Environmental Protection Agency Administrator Mike Leavitt is trying to mitigate political damage from revelations that EPA scientists were muzzled as utility lobbyists and White House appointees wrote a new regulation for toxic mercury emitted by coal-fired power plants.

[snip]

Utility industry lobbyists wrote key portions of the rule that would regulate pollution created by their clients, according to EPA staffers who claimed they were ordered not to conduct the normal scientific review of the proposal.
Mercury is a known and dangerous neurotoxin with especially deleterious effects on children and developing fetuses. You would think that even the most callous and profit driven of corporate lobbyists would not really want such a poison wafting into the air that their own families have to breathe. Apparently, you'd be wrong.

BushCo. and it's allies in business do not care about their children or yours. They care only about advancing their own industries, their own profits, their own salaries. It is not a stretch to say that they would sell their own children in exchange for their masters' ability to pollute without restrictions.
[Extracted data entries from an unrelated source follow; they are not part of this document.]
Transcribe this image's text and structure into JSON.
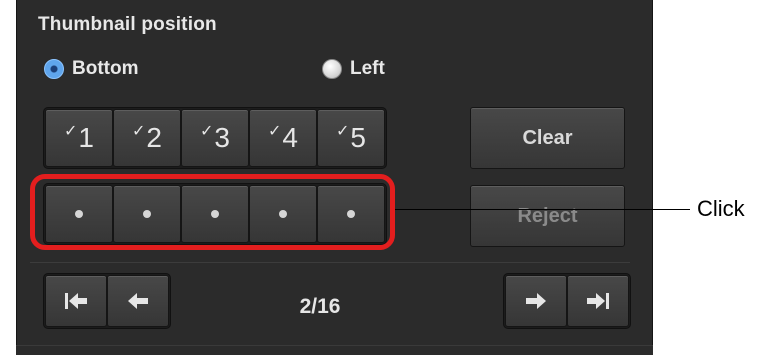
{
  "thumbnail_position": {
    "title": "Thumbnail position",
    "options": [
      {
        "label": "Bottom",
        "selected": true
      },
      {
        "label": "Left",
        "selected": false
      }
    ]
  },
  "rating_buttons": [
    {
      "check": "✓",
      "number": "1"
    },
    {
      "check": "✓",
      "number": "2"
    },
    {
      "check": "✓",
      "number": "3"
    },
    {
      "check": "✓",
      "number": "4"
    },
    {
      "check": "✓",
      "number": "5"
    }
  ],
  "clear_label": "Clear",
  "reject_label": "Reject",
  "callout_label": "Click",
  "navigation": {
    "page_indicator": "2/16"
  },
  "colors": {
    "panel_bg": "#2b2b2b",
    "highlight": "#e31e1e",
    "radio_selected": "#5fa5ec"
  }
}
It's not a stretch because in effect, it's exactly what they are doing; but it's much more insidious than that. Mercury stays in the environment for a long time, bioaccumulating further and further up the food chain. Think for a moment who happens to be (for now) at the top of that food chain.

These greedy bastards are not just endangering children alive today or just the next generation. No. Their avarice threatens the health of generations of our families.

Leavitt has come under pressure to change the rules and has requested that the EPA re-evaluate them. However;

"It's no wonder Gov. Leavitt is uncomfortable with this mercury rule because he's realized the agency didn't have any analysis to support what they proposed," said Hawkins, director of the Natural Resources Defense Council Air and Climate Center. "The question is whether he will be personally motivated to correct it and whether the administration will let him."
UPDATE: Added links for the actuary story and Cheney's energy task force story.